O jovem fenômeno
Alex Medeiros – Jornalista e Escritor @alexmedeiros1959 (Publicado na Tribuna do Norte) Quando a seleção brasileira varreu todos os adversários na Copa de 1970, no México, o mundo conheceu mais profundamente o homem que usava a famosa camisa que fora de Garrincha.

Alex Medeiros - Jornalista e Escritor @alexmedeiros1959 (Publicado na Tribuna do Norte)
Quando a seleção brasileira varreu todos os adversários na Copa de 1970, no México, o mundo conheceu mais profundamente o homem que usava a famosa camisa que fora de Garrincha. Marcando gols em todos os jogos, Jairzinho ganhou o apelido de “Furacão”. Há mais ciência do que licenciamento poético na comparação do craque do Botafogo com o poderoso fenômeno climático.
E como todo furacão só aumenta poder acumulando a força de outros ventos, Jairzinho acabou sendo o responsável pela reprodução de um fenômeno no grande ambiente do futebol. E tudo começou como um sopro nas ruas do bairro carioca de Bento Ribeiro. Um menino pobre, feio, dentuço e tímido, que tinha todos os apetrechos para compor o perfil dos anônimos brasileirinhos trazia nos pés a rapidez dos ventos e o poder dos furacões.
E como nos sistemas de baixa-pressão das terras tropicais, o “Furacão 70” percebeu que estava diante de um poder capaz de estourar a escala Saffir-Simpson, que mede os fenômenos eólicos, ou simplesmente a boca do balão.
Ainda adolescente, o garoto Ronaldo exibiu no modesto time do São Cristovão um talento que só se via nos craques. Caras como Zico, que o pobre menino sonhava ver no Maracanã. A profissionalização soprou antes da puberdade.
O final da década de 1980 abriu os céus da oportunidade. E lá estava Ronaldo sendo tratado como um raro diamante em oficina de joalheria. Com idade de juvenil, estreou oficialmente nos titulares do Cruzeiro, no Brasileirão de 1993.

Naquele mesmo ano, o furacão teen encarou os zagueiros do Bahia, dando os primeiros sinais de que o mundo ainda seria varrido por sua força e agilidade. Não tinha ainda 17 anos e meteu cinco gols na goleada por 6 x 0.
A trajetória de Ronaldo se estende de 1993, no Cruzeiro, até 2002, na Inter de Milão, no mesmo ano em que dividiu com Rivaldo a glória da conquista do pentacampeonato brasileiro.
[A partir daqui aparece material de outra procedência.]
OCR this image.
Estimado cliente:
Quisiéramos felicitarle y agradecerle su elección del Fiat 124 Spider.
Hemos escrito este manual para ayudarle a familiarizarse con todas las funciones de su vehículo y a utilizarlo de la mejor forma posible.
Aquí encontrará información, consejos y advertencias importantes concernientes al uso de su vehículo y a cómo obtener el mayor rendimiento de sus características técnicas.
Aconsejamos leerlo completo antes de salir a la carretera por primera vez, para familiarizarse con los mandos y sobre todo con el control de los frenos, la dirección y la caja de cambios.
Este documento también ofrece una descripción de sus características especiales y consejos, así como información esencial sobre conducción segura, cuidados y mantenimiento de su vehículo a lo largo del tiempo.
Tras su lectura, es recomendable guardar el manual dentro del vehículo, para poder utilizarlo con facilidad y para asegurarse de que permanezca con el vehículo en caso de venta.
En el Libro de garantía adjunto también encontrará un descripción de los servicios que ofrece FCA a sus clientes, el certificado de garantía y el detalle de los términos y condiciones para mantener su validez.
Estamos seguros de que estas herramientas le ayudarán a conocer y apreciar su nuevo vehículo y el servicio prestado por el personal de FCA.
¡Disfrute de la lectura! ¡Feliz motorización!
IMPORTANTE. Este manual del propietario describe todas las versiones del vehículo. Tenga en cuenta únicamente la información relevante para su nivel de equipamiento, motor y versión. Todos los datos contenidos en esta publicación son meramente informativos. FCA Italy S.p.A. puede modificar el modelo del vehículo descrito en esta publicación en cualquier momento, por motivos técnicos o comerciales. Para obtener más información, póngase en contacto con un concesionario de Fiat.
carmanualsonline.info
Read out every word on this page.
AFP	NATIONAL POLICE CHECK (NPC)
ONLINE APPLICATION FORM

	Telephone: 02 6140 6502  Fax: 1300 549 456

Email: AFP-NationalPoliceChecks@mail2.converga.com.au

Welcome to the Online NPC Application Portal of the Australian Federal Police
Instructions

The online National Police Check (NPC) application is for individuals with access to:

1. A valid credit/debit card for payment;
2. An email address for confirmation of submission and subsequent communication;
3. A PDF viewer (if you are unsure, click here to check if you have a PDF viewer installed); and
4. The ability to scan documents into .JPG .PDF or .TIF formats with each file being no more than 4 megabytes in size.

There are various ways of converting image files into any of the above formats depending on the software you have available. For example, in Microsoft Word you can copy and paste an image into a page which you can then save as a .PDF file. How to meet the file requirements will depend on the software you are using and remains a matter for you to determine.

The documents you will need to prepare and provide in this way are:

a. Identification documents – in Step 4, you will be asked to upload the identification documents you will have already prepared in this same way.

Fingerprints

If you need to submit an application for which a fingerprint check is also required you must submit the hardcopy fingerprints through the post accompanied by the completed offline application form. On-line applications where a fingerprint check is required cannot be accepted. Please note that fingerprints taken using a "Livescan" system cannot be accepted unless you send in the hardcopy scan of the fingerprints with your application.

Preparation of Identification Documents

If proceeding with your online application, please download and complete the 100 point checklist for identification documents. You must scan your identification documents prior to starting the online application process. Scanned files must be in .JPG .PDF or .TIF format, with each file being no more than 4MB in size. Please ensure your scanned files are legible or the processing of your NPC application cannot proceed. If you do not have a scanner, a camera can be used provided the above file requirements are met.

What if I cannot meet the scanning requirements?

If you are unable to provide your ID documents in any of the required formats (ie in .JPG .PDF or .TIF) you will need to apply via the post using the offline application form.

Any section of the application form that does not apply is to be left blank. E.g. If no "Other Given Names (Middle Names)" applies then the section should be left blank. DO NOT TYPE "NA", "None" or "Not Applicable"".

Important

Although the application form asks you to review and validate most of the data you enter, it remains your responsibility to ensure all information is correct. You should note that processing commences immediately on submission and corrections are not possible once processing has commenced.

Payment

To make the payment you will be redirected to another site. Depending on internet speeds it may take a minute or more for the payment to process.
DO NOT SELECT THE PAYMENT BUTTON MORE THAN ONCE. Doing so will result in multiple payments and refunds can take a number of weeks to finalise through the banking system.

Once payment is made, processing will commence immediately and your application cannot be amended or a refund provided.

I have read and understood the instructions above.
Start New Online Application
Na Inter, ganhou o epíteto “Il Fenomeno”.
De 1994 a 1996, com a camisa do PSV Eindhoven, aquele jogador que desmanchava as estatísticas e ameaçava Pelé na relatividade entre gols e idade, arrebatava público e crítica da Europa com suas arrancadas ciclônicas.
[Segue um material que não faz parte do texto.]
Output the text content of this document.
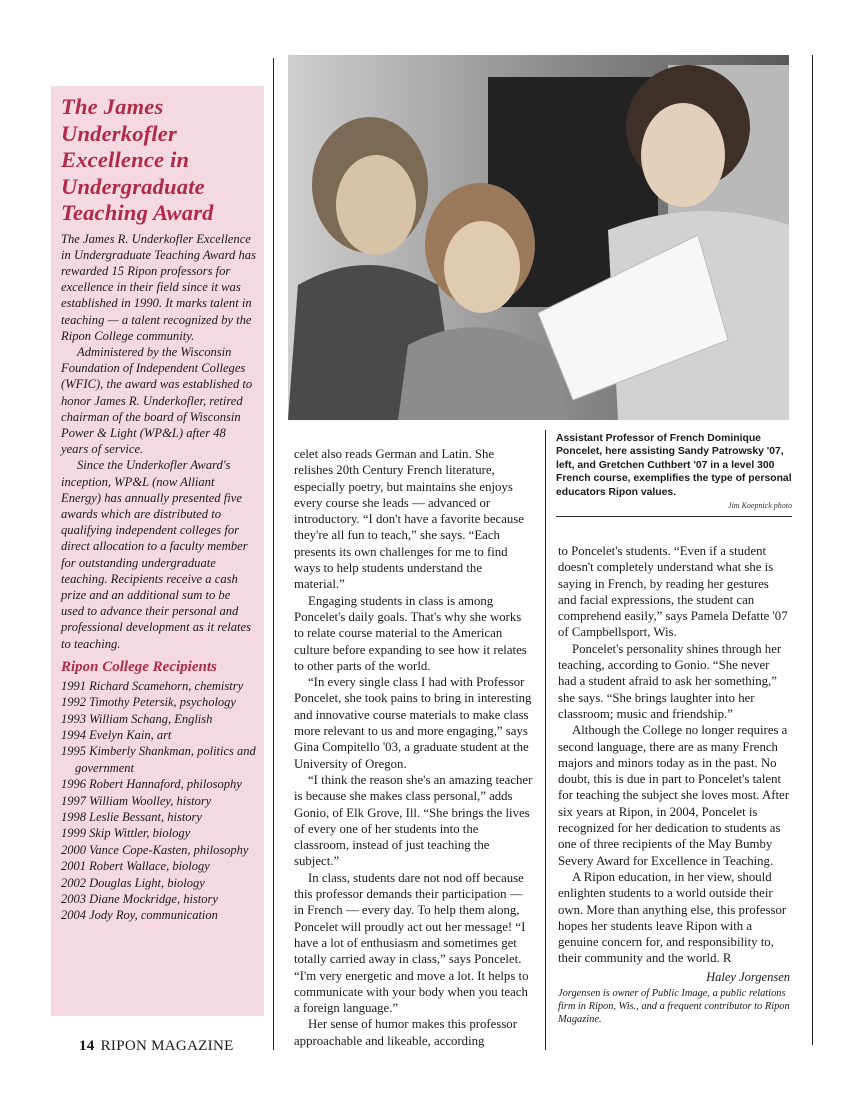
The James Underkofler Excellence in Undergraduate Teaching Award

The James R. Underkofler Excellence in Undergraduate Teaching Award has rewarded 15 Ripon professors for excellence in their field since it was established in 1990. It marks talent in teaching — a talent recognized by the Ripon College community.

Administered by the Wisconsin Foundation of Independent Colleges (WFIC), the award was established to honor James R. Underkofler, retired chairman of the board of Wisconsin Power & Light (WP&L) after 48 years of service.

Since the Underkofler Award's inception, WP&L (now Alliant Energy) has annually presented five awards which are distributed to qualifying independent colleges for direct allocation to a faculty member for outstanding undergraduate teaching. Recipients receive a cash prize and an additional sum to be used to advance their personal and professional development as it relates to teaching.

Ripon College Recipients
1991 Richard Scamehorn, chemistry
1992 Timothy Petersik, psychology
1993 William Schang, English
1994 Evelyn Kain, art
1995 Kimberly Shankman, politics and government
1996 Robert Hannaford, philosophy
1997 William Woolley, history
1998 Leslie Bessant, history
1999 Skip Wittler, biology
2000 Vance Cope-Kasten, philosophy
2001 Robert Wallace, biology
2002 Douglas Light, biology
2003 Diane Mockridge, history
2004 Jody Roy, communication
Assistant Professor of French Dominique Poncelet, here assisting Sandy Patrowsky '07, left, and Gretchen Cuthbert '07 in a level 300 French course, exemplifies the type of personal educators Ripon values.
Jim Koepnick photo

celet also reads German and Latin. She relishes 20th Century French literature, especially poetry, but maintains she enjoys every course she leads — advanced or introductory. “I don't have a favorite because they're all fun to teach,” she says. “Each presents its own challenges for me to find ways to help students understand the material.”

Engaging students in class is among Poncelet's daily goals. That's why she works to relate course material to the American culture before expanding to see how it relates to other parts of the world.

“In every single class I had with Professor Poncelet, she took pains to bring in interesting and innovative course materials to make class more relevant to us and more engaging,” says Gina Compitello '03, a graduate student at the University of Oregon.

“I think the reason she's an amazing teacher is because she makes class personal,” adds Gonio, of Elk Grove, Ill. “She brings the lives of every one of her students into the classroom, instead of just teaching the subject.”

In class, students dare not nod off because this professor demands their participation — in French — every day. To help them along, Poncelet will proudly act out her message! “I have a lot of enthusiasm and sometimes get totally carried away in class,” says Poncelet. “I'm very energetic and move a lot. It helps to communicate with your body when you teach a foreign language.”

Her sense of humor makes this professor approachable and likeable, according

to Poncelet's students. “Even if a student doesn't completely understand what she is saying in French, by reading her gestures and facial expressions, the student can comprehend easily,” says Pamela Defatte '07 of Campbellsport, Wis.

Poncelet's personality shines through her teaching, according to Gonio. “She never had a student afraid to ask her something,” she says. “She brings laughter into her classroom; music and friendship.”

Although the College no longer requires a second language, there are as many French majors and minors today as in the past. No doubt, this is due in part to Poncelet's talent for teaching the subject she loves most. After six years at Ripon, in 2004, Poncelet is recognized for her dedication to students as one of three recipients of the May Bumby Severy Award for Excellence in Teaching.

A Ripon education, in her view, should enlighten students to a world outside their own. More than anything else, this professor hopes her students leave Ripon with a genuine concern for, and responsibility to, their community and the world. R

Haley Jorgensen
Jorgensen is owner of Public Image, a public relations firm in Ripon, Wis., and a frequent contributor to Ripon Magazine.
14 RIPON MAGAZINE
Lançado muito cedo às feras e ao circo do futebol, Ronaldo teve que dividir sua vida em dois momentos: um de glória, com a bola nos pés; outro de drama, com a cabeça nas carências típicas dos adolescentes. Não deu no jogo aéreo.
O “fenômeno” que há em Ronaldo não está diretamente ligado ao futebol mítico dos gênios. Ele não jogou como Pelé ou Messi, não marcou gols como Romário ou Gerd Müller, não teve a técnica de Zico, Maradona e Zidane.
Sua fenomenalidade pertence à construção da conjuntura em torno dele; ungido como primeiro craque representante da era globalizante do futebol. Foi a versão chapliniana dos “tempos modernos”, sendo um operário bem pago.
A fase madura de Ronaldo, em que interesses publicitários o fizeram craque reciclável, não pode nos fazer esquecer os verdadeiros momentos do seu talento. É no Barcelona e na Inter de Milão que reside toda a sua categoria.

Quando chegou na cidade catalã, revelou-se nos primeiros dias como fizera no Cruzeiro aos 16 anos. Seus gols incríveis geravam manchetes espetaculares, até mitificantes: “Ronaldo é um bruxo? É um deus? É o messias do futebol?”.
No dia em que meteu três gols no goleiro Zubizarreta, um jornalista escreveu: “A Liga está adulterada. O Barcelona receberá uma advertência por inscrição indevida. Existem razões para crer que o tal Ronaldo é um extraterrestre”.
É preciso resguardar historicamente o craque que encantou o mundo até 2002, concluindo nas traves orientais as jogadas de Rivaldo. O Ronaldo fenomenal não deve ser misturado nas engrenagens da fábrica de mitos que constrói e destrói coisas belas.